When presenting its government programme in May 2003, the PN promised to ensure that it was “intended to benefit all people without exception; not only in the sense that it rejects and steers clear of political division and partisan differences, but also that it promotes an ever more inclusive society.”
Since then a large number of Nationalist voters abandoned the party because they feel let down by their party. Talking to them I get the feeling that they believe it was not them who left the party but it was the party who left them. They feel left out as they do not belong the network of the well-connected in the PN. They feel angry at the arrogance shown by those who have been in power for nearly 20 years and disgusted by the way corruption has been allowed to spread and fester.
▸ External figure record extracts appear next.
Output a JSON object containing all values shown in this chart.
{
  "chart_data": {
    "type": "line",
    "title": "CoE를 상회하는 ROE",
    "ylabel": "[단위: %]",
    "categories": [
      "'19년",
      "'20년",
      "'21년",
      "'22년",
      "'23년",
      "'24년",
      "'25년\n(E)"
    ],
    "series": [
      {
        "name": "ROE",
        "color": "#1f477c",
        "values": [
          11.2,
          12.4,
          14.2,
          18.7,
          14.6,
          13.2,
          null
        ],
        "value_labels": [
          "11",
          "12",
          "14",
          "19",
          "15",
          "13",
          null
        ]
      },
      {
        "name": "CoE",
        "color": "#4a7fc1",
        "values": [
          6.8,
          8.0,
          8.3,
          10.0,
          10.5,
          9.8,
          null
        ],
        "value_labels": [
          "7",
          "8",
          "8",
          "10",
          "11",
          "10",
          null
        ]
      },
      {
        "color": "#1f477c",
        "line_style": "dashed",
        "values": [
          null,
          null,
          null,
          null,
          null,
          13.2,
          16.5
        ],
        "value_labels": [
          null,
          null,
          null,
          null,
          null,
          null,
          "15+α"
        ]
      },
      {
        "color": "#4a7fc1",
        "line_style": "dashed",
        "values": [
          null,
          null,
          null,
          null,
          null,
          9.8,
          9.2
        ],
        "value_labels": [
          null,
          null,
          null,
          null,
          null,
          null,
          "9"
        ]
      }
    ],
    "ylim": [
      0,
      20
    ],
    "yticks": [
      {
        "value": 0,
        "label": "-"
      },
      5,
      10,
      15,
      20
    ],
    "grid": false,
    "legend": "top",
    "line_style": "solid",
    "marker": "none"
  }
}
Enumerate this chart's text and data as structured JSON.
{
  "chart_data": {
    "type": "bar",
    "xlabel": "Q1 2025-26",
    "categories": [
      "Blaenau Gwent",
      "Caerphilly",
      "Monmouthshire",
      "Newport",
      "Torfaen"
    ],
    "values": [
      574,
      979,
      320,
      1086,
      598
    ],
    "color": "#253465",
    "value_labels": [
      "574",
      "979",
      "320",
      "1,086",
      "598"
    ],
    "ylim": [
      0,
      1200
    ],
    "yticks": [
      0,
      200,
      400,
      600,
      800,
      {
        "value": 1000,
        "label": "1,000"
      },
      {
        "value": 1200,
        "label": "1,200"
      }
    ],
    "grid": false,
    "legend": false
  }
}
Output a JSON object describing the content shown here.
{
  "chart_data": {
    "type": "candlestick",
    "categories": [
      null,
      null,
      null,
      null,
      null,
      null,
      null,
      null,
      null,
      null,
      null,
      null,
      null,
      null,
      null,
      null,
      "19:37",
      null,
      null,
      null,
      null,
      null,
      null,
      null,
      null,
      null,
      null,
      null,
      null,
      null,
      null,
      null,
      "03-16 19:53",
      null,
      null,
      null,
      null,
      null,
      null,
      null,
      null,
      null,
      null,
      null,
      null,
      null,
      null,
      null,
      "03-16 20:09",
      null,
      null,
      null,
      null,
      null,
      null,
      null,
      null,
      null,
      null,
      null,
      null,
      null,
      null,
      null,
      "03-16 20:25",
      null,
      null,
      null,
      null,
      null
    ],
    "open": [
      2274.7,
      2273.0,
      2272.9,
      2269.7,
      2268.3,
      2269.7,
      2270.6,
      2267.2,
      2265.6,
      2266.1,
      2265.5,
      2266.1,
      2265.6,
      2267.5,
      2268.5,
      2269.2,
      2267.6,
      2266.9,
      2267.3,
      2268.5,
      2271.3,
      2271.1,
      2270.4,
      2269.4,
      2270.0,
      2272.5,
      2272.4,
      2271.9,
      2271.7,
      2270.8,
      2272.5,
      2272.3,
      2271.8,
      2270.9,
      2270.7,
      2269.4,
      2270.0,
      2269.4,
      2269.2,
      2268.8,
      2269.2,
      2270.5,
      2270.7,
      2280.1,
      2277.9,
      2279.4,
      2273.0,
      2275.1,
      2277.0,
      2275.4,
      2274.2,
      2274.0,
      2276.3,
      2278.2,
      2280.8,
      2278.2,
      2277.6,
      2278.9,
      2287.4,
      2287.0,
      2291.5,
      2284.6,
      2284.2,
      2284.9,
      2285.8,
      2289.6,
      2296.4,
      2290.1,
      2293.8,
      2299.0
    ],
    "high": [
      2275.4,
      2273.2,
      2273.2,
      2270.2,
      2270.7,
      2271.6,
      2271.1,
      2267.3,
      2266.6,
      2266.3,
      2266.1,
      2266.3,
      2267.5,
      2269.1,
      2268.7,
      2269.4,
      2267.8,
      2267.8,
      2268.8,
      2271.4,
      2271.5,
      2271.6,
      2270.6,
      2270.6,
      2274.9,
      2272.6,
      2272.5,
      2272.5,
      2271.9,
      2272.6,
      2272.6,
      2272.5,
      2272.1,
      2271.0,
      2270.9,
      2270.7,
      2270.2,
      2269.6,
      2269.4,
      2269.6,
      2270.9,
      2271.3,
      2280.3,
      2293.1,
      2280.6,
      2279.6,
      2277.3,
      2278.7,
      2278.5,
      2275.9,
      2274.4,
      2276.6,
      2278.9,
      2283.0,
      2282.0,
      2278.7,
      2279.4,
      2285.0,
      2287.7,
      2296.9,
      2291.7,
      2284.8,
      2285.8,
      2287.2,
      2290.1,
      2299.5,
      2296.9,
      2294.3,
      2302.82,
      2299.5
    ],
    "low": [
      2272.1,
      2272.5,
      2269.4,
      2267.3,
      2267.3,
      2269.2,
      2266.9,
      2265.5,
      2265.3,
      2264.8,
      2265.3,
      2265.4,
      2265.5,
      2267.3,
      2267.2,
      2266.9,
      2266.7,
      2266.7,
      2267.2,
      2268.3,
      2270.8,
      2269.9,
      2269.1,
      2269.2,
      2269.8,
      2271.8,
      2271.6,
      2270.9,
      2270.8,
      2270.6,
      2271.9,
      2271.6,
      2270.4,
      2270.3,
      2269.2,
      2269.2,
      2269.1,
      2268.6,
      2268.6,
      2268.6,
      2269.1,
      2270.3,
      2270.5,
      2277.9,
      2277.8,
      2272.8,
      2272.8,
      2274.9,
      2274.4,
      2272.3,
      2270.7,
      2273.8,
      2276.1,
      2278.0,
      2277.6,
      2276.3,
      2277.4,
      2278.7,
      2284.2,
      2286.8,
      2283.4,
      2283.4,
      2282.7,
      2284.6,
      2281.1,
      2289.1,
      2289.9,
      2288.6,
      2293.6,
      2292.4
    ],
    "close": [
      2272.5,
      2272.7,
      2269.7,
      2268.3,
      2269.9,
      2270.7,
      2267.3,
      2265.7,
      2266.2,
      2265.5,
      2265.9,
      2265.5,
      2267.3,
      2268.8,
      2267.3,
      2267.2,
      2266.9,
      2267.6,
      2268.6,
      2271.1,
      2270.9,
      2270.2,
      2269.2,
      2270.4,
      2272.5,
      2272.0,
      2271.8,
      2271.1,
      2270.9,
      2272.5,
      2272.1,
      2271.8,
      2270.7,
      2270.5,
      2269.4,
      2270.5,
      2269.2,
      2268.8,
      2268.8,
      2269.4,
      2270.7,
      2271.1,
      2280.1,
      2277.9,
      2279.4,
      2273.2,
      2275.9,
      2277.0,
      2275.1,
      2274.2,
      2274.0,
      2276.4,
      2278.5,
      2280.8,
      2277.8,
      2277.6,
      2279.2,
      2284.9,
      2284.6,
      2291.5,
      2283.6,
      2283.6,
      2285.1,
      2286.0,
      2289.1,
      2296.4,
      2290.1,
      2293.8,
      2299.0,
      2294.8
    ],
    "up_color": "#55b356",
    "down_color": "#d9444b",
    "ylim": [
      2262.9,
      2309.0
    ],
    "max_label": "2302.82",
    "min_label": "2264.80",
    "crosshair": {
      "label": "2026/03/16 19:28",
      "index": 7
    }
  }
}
A sizeable segment of PN voters also feels let down by the PN promise of a new dawn in 2003, based on the repeated declaration that public finances were on sound footing. Once the general election of 2003 was over and won, instead of a new spring the PN rediscovered the old public deficit. The PN government started raising taxes and eroded families’ and pensioners’ purchasing power, bringing about a deterioration of their quality of life. This is not what they had promised during the election campaign. It was not the first time that the PN had tried to deceive the people.
In the summer of 1996 the Nationalist Party opted for an early election not to let the truth about the public deficit come out into the open. Former Minister John Dalli had warned Prime Minister Fenech Adami about the public deficit but during the 1996 election campaign, no mention was made of it. The PN promised to raise welfare benefits when it knew that it did not have the money to do so.
During the months of the referendum and general election campaigns in 2003, the Nationalist government did not publish any statistics about the state of public finances, as it wanted to conceal the fact they were growing. Meanwhile it mounted huge billboards saying the public finances were on a sound footing and its leaders claimed in their speeches that the deficit was being contained and reduced when the opposite was happening.
For the PN, the sound of silence is more eloquent than the nice promises they make on the eve of one election after another.